Investigators from six US research centres found Rome I criteria was more sensitive at 84 percent than Rome II at 49 percent in a second sample of 1,014 US women. This sample was also geographically diverse, and participants had been previously diagnosed with IBS.
The researchers, led by Dr. William Chey of the University of Michigan Medical Centre in Ann Arbor, point out that Rome I and Rome II criteria did not necessarily identify the same IBS patients. There was 47 percent agreement between Rome I and Rome II, but only 58 percent of the patients with IBS identified by Rome I fulfilled Rome II.
They suggest the stricter Rome II requirement for abdominal pain may play a role in the differences in diagnoses.

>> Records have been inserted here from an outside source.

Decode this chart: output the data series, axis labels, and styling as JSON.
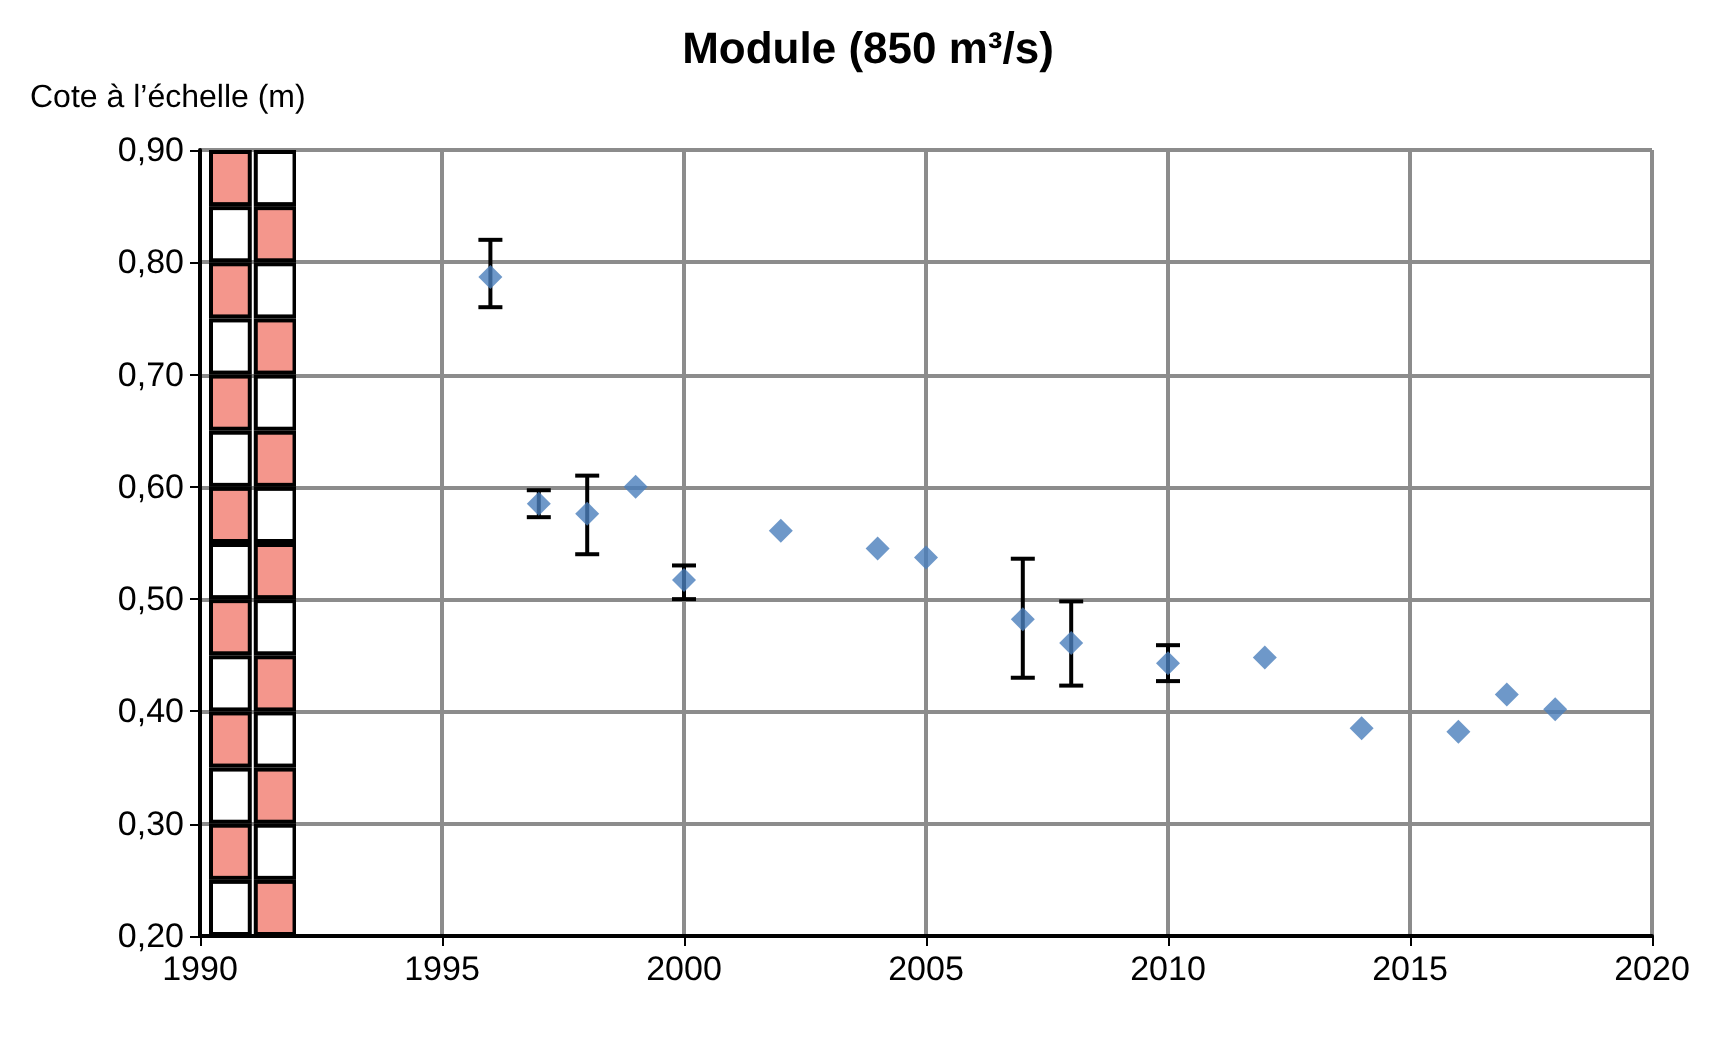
{
  "chart_data": {
    "type": "scatter",
    "title": "Module (850 m³/s)",
    "ylabel": "Cote à l’échelle (m)",
    "x": [
      1996,
      1997,
      1998,
      1999,
      2000,
      2002,
      2004,
      2005,
      2007,
      2008,
      2010,
      2012,
      2014,
      2016,
      2017,
      2018
    ],
    "series": [
      {
        "color": "#4a7ebb",
        "values": [
          0.787,
          0.585,
          0.576,
          0.6,
          0.517,
          0.561,
          0.545,
          0.537,
          0.482,
          0.461,
          0.443,
          0.448,
          0.385,
          0.382,
          0.415,
          0.402
        ],
        "errors": [
          [
            0.76,
            0.82
          ],
          0.012,
          [
            0.54,
            0.61
          ],
          null,
          [
            0.5,
            0.53
          ],
          null,
          null,
          null,
          [
            0.43,
            0.536
          ],
          [
            0.423,
            0.498
          ],
          [
            0.427,
            0.459
          ],
          null,
          null,
          null,
          null,
          null
        ]
      }
    ],
    "xlim": [
      1990,
      2020
    ],
    "xticks": [
      1990,
      1995,
      2000,
      2005,
      2010,
      2015,
      2020
    ],
    "ylim": [
      0.2,
      0.9
    ],
    "yticks": [
      {
        "value": 0.2,
        "label": "0,20"
      },
      {
        "value": 0.3,
        "label": "0,30"
      },
      {
        "value": 0.4,
        "label": "0,40"
      },
      {
        "value": 0.5,
        "label": "0,50"
      },
      {
        "value": 0.6,
        "label": "0,60"
      },
      {
        "value": 0.7,
        "label": "0,70"
      },
      {
        "value": 0.8,
        "label": "0,80"
      },
      {
        "value": 0.9,
        "label": "0,90"
      }
    ],
    "grid": true,
    "marker": "diamond"
  }
}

Rome II stipulates that pain or discomfort must occur for more than three months in the past year.
"Although patients identified by Rome II had more recent abdominal pain or discomfort, they did not have more severe or debilitating pain than patients identified by Rome I," the researchers explain.
Only 17.7 percent of the IBS patients surveyed did not meet either Rome I or Rome II criteria for IBS.
The investigators say their findings "raise questions about whether the Rome II criteria are sensitive enough to be useful in clinical practice."